Figure 5. HuR antagonizes the downregulation of COX-2 expression caused by miR-16 in hepatoma cell lines.

WRL68 cell extracts (500 µg per lane) were immunoprecipitated with HuR or IgG antibodies. Bound RNA was harvested with TRIzol reagent, reverse transcriptased, and PCR amplified with COX-2 (A) or miR-16 primers (B). PCR products were visualized by electrophoresis in SYBR Safe DNA gel stain agarose gels.
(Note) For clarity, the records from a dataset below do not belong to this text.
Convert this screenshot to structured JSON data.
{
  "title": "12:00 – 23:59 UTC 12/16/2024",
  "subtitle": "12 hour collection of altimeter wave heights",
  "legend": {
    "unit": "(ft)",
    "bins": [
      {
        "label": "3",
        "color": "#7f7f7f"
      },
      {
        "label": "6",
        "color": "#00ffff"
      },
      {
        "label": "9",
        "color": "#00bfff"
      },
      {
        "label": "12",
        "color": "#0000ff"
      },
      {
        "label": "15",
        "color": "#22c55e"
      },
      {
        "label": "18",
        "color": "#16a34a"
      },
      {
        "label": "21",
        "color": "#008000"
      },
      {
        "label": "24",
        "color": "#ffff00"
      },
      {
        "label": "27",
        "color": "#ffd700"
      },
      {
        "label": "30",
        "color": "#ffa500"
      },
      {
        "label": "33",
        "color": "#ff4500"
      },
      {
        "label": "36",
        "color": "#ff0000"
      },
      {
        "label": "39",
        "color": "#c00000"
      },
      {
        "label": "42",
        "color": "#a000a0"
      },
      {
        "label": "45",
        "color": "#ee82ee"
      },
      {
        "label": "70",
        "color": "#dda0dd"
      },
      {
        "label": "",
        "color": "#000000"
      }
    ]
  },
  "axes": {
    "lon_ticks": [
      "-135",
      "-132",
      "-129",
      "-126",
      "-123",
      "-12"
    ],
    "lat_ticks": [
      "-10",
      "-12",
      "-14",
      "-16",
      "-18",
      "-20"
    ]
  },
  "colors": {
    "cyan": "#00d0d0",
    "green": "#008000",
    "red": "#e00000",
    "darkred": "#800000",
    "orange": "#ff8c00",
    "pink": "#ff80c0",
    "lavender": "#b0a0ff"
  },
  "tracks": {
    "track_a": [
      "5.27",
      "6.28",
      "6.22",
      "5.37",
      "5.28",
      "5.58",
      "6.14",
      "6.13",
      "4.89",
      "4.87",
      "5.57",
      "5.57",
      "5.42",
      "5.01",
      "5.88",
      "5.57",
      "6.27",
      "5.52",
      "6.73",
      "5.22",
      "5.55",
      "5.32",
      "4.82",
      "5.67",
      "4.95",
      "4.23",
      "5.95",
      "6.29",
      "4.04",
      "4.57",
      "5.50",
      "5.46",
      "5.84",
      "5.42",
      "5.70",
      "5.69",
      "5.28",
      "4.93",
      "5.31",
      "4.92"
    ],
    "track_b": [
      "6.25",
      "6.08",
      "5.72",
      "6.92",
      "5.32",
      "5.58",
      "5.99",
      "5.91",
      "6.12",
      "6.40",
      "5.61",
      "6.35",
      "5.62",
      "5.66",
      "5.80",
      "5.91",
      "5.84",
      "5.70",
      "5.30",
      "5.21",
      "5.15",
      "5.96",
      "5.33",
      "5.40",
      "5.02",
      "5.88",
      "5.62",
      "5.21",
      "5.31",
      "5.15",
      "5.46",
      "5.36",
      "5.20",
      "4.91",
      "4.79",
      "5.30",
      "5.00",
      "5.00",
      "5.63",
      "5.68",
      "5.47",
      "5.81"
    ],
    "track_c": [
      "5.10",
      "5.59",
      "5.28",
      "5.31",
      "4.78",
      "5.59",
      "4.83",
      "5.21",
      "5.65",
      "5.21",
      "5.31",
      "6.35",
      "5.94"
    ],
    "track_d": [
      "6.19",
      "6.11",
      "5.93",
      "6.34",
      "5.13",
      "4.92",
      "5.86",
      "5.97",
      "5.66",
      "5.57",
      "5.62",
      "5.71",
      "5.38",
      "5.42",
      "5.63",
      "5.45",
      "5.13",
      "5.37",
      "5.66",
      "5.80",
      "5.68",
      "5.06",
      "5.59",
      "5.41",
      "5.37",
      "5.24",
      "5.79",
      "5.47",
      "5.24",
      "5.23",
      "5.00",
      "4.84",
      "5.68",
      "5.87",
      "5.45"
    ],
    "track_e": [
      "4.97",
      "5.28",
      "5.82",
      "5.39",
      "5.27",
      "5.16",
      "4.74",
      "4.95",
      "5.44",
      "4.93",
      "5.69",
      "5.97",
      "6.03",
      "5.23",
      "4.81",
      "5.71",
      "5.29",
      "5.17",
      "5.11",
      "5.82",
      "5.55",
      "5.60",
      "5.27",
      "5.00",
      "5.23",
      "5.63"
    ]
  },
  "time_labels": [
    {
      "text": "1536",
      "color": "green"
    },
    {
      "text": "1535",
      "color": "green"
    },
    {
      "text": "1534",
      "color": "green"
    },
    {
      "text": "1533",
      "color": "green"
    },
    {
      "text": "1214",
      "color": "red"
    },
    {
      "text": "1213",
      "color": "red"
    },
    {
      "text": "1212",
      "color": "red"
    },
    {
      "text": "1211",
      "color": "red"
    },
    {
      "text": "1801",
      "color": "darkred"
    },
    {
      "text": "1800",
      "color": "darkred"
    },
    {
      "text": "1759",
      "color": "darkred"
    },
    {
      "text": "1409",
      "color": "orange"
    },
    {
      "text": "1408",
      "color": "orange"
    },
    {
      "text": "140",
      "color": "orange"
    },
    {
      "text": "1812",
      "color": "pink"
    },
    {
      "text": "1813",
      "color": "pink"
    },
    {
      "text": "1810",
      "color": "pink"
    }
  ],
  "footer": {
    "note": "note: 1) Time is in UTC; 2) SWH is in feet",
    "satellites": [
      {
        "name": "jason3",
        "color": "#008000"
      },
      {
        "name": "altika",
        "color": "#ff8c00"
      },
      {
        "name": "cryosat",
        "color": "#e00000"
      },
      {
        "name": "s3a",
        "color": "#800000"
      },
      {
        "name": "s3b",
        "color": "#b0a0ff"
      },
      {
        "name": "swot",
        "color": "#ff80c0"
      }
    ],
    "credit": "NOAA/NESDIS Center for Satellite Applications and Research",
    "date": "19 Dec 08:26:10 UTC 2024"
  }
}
The abundance of the transcripts present in WRL68 cells after HuR immunoprecipitation was assessed, and fold differences were plotted. Input, total mRNA in cell extract; unbound, unbound mRNA after immunoprecipitation with HuR antibody; bound, bound mRNA after immunoprecipitation with HuR antibody; and control, bound mRNA after immunoprecipitation with IgG antiboby. (C–D) WRL68 and Hep3B cell lines were transfected with miR-16 or In-miR-16 (50 nM). COX-2 and HuR protein levels were analyzed by Western Blot. (E–F) WRL68 and Hep3B cell lines were cotransfected with miR-16 (50 nM) and pcDNA3-HuR-GFP expression vector (4 µg). COX-2 and HuR protein levels were analyzed by Western Blot. Data are reported as means±SD of three independent experiments. *p< 0.05 vs. the control condition and # p< 0.05 vs. the miR-16 transfection condition.